The BBC itself has created a new set – which combines virtual and physical elements - at dock10 for its Euros 2020 coverage. The virtual set has been built in the same studio that the BBC uses for its Match of the Day coverage, and will be used in the future as the basis for its new look presentation for football for the 2021-22 domestic season. The BBC will also use the galleries at dock10 for its Euros 2020 coverage.

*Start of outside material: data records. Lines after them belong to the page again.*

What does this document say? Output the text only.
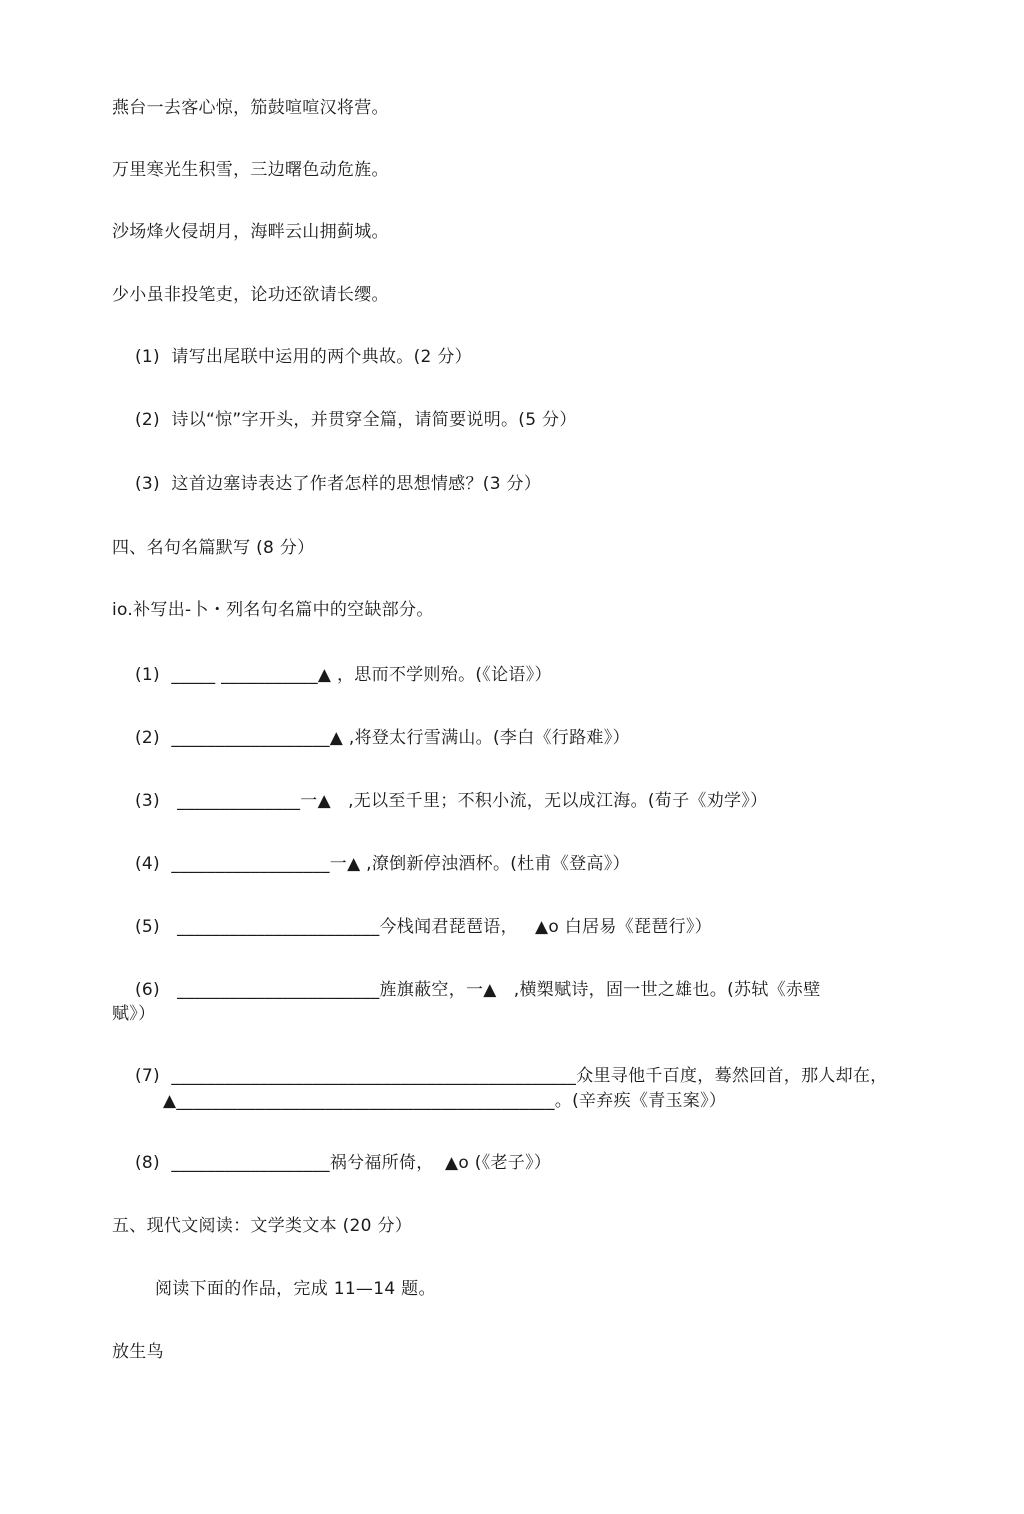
燕台一去客心惊，笳鼓喧喧汉将营。
万里寒光生积雪，三边曙色动危旌。
沙场烽火侵胡月，海畔云山拥蓟城。
少小虽非投笔吏，论功还欲请长缨。
(1)  请写出尾联中运用的两个典故。(2 分）
(2)  诗以“惊”字开头，并贯穿全篇，请简要说明。(5 分）
(3)  这首边塞诗表达了作者怎样的思想情感？(3 分）
四、名句名篇默写 (8 分）
io.补写出-卜・列名句名篇中的空缺部分。
(1)  _____ ___________▲ ，思而不学则殆。(《论语》）
(2)  __________________▲ ,将登太行雪满山。(李白《行路难》）
(3)   ______________一▲   ,无以至千里；不积小流，无以成江海。(荀子《劝学》）
(4)  __________________一▲ ,潦倒新停浊酒杯。(杜甫《登高》）
(5)   _______________________今栈闻君琵琶语，   ▲o 白居易《琵琶行》）
(6)   _______________________旌旗蔽空，一▲   ,横槊赋诗，固一世之雄也。(苏轼《赤壁
赋》）
(7)  ______________________________________________众里寻他千百度，蓦然回首，那人却在，
▲___________________________________________。(辛弃疾《青玉案》）
(8)  __________________祸兮福所倚，  ▲o (《老子》）
五、现代文阅读：文学类文本 (20 分）
阅读下面的作品，完成 11—14 题。
放生鸟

Bigwood says Covid-19 safety protocols have been at front of mind throughout the planning for the event, particularly around testing and social distancing. Adding another layer of complexity is the fact that some of the BBC’s presenting talent are coming in from overseas, and they possibly need to quarantine before the competition kicks off. “There is an awful lot of paperwork to deal with,” admits Bigwood. “It’s fair to say that email traffic has gone through the roof.”
Things may become easier after 21 June, when the UK’s remaining social distancing restrictions are due to start to ease. The hope is that travel to and from more countries will open up too, with more destinations classified as green on the UK’s traffic light system for international travel. However, concern about the spread of the Delta variant of Covid-19 that originated in India could push back lockdown easing dates. “We’ll carry on with the remote plan until things change,” says Bigwood.
Major live events like Euro 2020 often see broadcasters showcase new technology, as the BBC did for the 2018 World Cup by offering all games in virtual reality.
Given the challenges of producing Euro 2020, the priority for the BBC, says Bigwood, is getting the event on air. That said, fans will be able to experience the Euros in Ultra HD quality live on BBC iPlayer, as part of a trial from the BBC.
Viewers with compatible TVs and a high-speed internet connection will be able to watch 22 of the BBC’s games in UHD and High Dynamic Range, including the first games in the competition for Wales, England and Scotland.
All BBC games will be broadcast on BBC One or BBC Two, BBC iPlayer and the BBC Sport website and app. Highlights programmes and selected match replays will be available most evenings on BBC One and BBC iPlayer.
Beyond TV, the BBC is also focusing on its radio, digital services and social media. Twitter will be its home for in-play updates and breaking news. BBC Sport’s YouTube channel will feature highlights of every Euros game, while its Facebook page will deliver a mix of news stories, imagery and video - including match action to followers.
The BBC will also showcase key moments in a dedicated Snapchat Show and across its Instagram Stories. On TikTok, BBC Sport will aim to bring the lighter side of the Euros to life, with match action sitting alongside the “larger-than-life personalities of our presenters and pundits.”
For the BBC, says Bigwood, it is about “using technology to bring the fans closer to Euros 2020” at a time when many of them will not be able to travel to the games themselves.
Who’s airing the Euros in the UK
The BBC and ITV will broadcast Euro 2020 in the UK.
The BBC will air the opening games of each of the home nations playing in the competition, England, Scotland and Wales.
ITV will show the two subsequent evening England group stage games, which will see the Three Lions take on Scotland at Wembley, as well as the final group match against the Czech Republic on 22 June. During the group stage, ITV’s coverage will also include Wales v Italy and Scotland v Croatia. The BBC will show Wales’ group fixtures against Switzerland and Turkey.
The BBC will have first and second pick of the games at the round of 16 and quarter-final stages meaning if home nations progress, the BBC will be the place to watch them. ITV will have the first pick of the semi-finals. Both BBC and ITV will show the final.